NOT-OD-26-084 Most Foreign Co-Authorship is a foreign component.
- NIH emphasizes that most foreign co-authorship arrangements represent a foreign component.
- A foreign component is the performance of any significant scientific element or segment of an NIH-funded project outside the United States, whether or not NIH funds are spent abroad.
Here are some examples of what may be and what may not be foreign components:
| May Be a Foreign Component | May Not Be a Foreign Component |
| Foreign site recruitment | Foreign travel for consultation |
| Foreign specimen/data collection | A collaborator who moved overseas after the work was completed |
| Use of foreign lab facilities | Foreign vendors providing routine services |
| Work performed by a foreign collaborator | Foreign co-author providing minor editorial feedback |
| Co-authorship |
Disclosure Requirements
- Applicants must identify activities conducted outside the U.S. and international collaborations in their application.
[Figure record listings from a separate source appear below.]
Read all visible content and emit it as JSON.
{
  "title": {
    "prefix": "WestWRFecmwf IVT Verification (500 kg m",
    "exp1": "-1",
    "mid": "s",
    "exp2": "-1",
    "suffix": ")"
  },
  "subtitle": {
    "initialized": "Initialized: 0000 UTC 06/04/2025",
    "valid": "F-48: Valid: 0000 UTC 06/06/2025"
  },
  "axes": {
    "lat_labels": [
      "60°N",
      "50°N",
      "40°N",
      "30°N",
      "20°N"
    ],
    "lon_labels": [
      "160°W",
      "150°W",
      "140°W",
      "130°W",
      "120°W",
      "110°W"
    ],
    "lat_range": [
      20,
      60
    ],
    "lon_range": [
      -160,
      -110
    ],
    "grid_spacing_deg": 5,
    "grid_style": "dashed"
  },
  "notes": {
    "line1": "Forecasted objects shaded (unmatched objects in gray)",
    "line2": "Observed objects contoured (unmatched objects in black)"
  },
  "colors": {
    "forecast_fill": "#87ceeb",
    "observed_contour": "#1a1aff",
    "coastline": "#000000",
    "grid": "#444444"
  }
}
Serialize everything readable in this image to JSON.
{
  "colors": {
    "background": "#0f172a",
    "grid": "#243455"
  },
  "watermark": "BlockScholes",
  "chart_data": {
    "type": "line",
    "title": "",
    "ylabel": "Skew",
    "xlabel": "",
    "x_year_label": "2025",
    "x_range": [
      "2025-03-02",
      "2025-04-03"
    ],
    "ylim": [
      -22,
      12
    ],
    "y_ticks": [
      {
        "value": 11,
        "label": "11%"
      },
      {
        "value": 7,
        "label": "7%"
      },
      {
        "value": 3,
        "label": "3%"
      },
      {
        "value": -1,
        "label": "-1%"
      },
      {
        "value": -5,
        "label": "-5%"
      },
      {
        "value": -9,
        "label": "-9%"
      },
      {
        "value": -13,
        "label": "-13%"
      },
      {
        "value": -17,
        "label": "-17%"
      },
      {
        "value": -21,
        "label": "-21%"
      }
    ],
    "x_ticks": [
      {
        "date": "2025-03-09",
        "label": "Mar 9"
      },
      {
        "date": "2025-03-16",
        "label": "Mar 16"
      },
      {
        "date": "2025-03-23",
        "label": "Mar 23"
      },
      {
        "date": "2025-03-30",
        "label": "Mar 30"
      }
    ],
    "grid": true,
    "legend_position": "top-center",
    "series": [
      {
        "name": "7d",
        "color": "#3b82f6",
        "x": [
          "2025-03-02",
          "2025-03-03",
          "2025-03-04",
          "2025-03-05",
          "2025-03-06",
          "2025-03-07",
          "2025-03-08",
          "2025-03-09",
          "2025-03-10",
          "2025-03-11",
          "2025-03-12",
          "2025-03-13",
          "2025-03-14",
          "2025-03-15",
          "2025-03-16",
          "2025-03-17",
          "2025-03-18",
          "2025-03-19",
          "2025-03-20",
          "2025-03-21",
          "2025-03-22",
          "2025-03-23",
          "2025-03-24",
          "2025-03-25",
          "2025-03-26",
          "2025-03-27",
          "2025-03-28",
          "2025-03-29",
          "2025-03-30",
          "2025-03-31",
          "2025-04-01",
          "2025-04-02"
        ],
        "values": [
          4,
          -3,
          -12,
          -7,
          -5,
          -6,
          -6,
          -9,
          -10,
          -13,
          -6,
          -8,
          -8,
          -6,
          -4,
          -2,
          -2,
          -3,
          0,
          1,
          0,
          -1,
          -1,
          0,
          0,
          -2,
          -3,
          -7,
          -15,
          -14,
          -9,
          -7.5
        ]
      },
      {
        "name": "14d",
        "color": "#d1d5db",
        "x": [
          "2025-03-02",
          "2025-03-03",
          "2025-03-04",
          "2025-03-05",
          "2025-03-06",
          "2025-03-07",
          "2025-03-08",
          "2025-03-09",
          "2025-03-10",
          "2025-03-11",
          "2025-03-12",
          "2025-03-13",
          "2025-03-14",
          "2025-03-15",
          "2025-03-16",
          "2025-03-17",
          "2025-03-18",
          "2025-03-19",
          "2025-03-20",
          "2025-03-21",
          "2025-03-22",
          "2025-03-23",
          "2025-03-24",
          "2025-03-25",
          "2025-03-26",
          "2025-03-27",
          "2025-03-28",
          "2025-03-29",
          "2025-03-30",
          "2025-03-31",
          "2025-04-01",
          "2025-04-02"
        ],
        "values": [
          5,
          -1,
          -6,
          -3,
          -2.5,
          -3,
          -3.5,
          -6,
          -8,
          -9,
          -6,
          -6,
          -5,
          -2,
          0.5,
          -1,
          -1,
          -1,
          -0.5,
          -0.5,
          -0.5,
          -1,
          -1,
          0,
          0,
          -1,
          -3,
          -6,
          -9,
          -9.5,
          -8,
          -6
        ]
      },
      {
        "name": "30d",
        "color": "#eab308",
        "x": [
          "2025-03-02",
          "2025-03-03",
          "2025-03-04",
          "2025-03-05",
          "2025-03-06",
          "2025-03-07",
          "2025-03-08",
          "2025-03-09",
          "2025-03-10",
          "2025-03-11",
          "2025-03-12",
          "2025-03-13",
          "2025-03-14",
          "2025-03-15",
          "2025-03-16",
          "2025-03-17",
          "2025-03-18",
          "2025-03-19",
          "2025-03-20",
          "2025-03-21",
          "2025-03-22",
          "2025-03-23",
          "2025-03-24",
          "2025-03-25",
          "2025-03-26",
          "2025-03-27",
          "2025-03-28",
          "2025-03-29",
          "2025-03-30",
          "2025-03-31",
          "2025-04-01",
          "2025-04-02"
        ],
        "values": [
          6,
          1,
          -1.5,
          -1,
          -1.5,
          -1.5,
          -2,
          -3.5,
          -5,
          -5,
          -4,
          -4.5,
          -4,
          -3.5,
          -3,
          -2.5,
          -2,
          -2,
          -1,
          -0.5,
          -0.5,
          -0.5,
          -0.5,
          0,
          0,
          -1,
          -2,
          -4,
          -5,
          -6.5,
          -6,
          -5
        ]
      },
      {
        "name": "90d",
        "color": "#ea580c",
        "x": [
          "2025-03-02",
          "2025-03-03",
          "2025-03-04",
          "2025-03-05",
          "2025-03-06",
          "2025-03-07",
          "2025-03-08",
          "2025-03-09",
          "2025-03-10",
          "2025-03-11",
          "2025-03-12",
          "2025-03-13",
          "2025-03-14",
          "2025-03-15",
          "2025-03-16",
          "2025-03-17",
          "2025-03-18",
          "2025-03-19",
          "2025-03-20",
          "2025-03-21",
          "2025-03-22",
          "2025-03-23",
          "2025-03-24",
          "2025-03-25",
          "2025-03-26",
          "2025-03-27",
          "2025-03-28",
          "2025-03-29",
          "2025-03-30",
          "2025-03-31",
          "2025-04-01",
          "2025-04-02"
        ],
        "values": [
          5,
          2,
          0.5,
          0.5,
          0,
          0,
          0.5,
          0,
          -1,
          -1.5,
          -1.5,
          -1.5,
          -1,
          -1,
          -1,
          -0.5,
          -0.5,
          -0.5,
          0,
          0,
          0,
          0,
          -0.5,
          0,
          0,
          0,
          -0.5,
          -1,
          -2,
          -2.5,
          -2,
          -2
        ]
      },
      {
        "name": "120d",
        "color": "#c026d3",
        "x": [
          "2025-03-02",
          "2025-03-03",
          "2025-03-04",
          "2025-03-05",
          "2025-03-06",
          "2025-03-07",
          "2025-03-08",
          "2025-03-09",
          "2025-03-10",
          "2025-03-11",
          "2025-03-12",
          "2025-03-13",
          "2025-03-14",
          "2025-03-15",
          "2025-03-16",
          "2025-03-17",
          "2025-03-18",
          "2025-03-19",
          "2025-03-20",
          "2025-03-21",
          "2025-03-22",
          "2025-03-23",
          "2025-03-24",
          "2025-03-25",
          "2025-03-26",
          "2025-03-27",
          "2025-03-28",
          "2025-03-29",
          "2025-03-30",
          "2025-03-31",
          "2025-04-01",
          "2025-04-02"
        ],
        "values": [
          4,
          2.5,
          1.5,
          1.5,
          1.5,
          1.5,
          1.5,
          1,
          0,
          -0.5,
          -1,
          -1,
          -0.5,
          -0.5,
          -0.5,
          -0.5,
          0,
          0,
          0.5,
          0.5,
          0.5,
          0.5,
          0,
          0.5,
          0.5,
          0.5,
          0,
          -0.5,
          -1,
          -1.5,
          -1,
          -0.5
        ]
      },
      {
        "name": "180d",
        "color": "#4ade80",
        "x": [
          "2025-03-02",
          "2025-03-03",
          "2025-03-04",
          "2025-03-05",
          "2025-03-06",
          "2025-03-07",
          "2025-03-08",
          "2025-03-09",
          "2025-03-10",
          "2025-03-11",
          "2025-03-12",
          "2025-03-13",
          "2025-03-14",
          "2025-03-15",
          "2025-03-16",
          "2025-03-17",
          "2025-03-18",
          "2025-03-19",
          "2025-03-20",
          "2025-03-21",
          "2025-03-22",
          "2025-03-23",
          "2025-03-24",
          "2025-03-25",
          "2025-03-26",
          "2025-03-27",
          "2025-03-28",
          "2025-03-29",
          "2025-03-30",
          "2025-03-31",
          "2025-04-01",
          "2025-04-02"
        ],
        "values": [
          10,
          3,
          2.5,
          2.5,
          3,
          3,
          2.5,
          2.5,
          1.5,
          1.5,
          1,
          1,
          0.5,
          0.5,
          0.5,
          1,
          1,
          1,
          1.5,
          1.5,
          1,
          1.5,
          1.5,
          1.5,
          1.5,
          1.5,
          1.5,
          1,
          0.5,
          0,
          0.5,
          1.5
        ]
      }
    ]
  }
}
- If a foreign component is proposed, investigators must provide a Foreign Justification explaining why the activity is necessary.
- If a foreign component arises after an award is made, prior NIH approval is generally required before the activity begins.
- Review the Notice of Funding Opportunity (NOFO) to determine whether international collaborations or foreign activities are permitted.
Publications and Progress Reports
- Accurately acknowledge NIH funding in publications and reports.
- Cite only grants that directly supported the work described.
- Clearly identify which grant supported which portion of the research when multiple awards contributed.
- Approved foreign components must be reported in annual progress reports.
- Ensure author affiliations reflect where the NIH-funded work was performed, rather than solely listing a current institution.
Inaccurate grant citations, affiliations, or acknowledgments may create an undisclosed foreign component and can trigger NIH compliance inquiries.